Other people have already made enough funny comments about that lame ass speech, so I'll refrain, but listening to the horribly staged crowd interaction -mccain's pregnant pause and giggling at his jokes waiting for the crowd to start clapping and their unified idiotic chanting and stilted applause- there was this awesome moment where the crowd starts chanting what one has to assume was meant to be "Go john mccain! Go john mccain! Go john mccain!" but they were a little off on their pronunciation so I had to sit for a second trying to figure out what the fuck they were saying and the only likable moment in this miserable lowpoint in the history of public speaking was the moment of pleasant absurdity when my occasionally non-sensical brain interpretted their cries as "Go Don King! Go Don King! Go Don King!". It honestly sounded more like that than the mccain's name and that moment of confusion was the only pleasant moment of the clip. (at 16:28 in the clip found here: )

I paused for a second and reflected on how much better Don King would be as republican candidate for the presidency. At least he knows how to speak in public and probably even knows how to pronounce "New Orleans".

Oh, and for half a second can we collectively roll our eyes at how many times he said "change". The democratic candidates hammered that word into the fucking ground and I didn't think it was possible for anyone to make it a more annoying soundbite. I stand corrected.

Tuesday, June 03, 2008

Breathe in, breathe out...

At the very top of the list of things that I never want to experience again is listening helplessly to violence involving a loved one from the other end of a cell phone call. Friends out on a boisterous night on the town, yelling at a passing car that almost runs them down, car stops, words exchanged, the sound of blows to the head, a quick good bye and brief assurances that all was well. And it all will be fine and they are probably laughing about the altercation right now, amped up on booze and adrenaline; I'm sure I would be.

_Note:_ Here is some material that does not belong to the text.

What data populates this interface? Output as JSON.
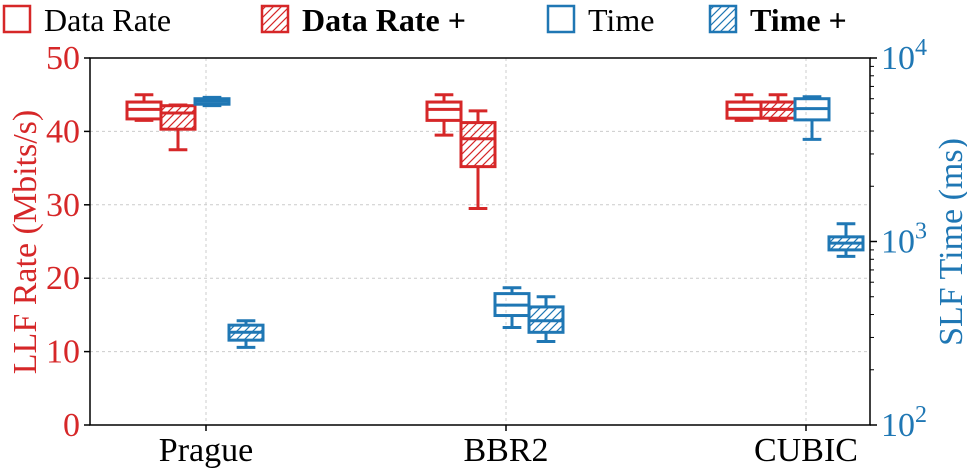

But I'm helpless on the otherside of the world, too far from the situation to be able to laugh at it, with far too vivid an imagination, particularly for doomsday scenarios and snowballing calamities, to just let it be something that has concluded and relax about it. Listening to violence in realtime... I've got mother hen and big brother instincts from hell. I don't particularly worry about threats to my person; every concern I've ever had about personal physical violation is fossilized in the protection of a bowl, a cup, and a cactus (yes, crazy, but it works for me), but when it comes to others it is a whole different ball game.

I'd repeat my New Orleans hostage situation again without hesitation if I had to choose between that and this again.

This certainly isn't the most riveting subject matter for a blog, but at the moment this is the extent of what I can do, which may work only to amplify my feelings of helplessness but I've got to do something to try to talk this oncoming panic attack out of existence.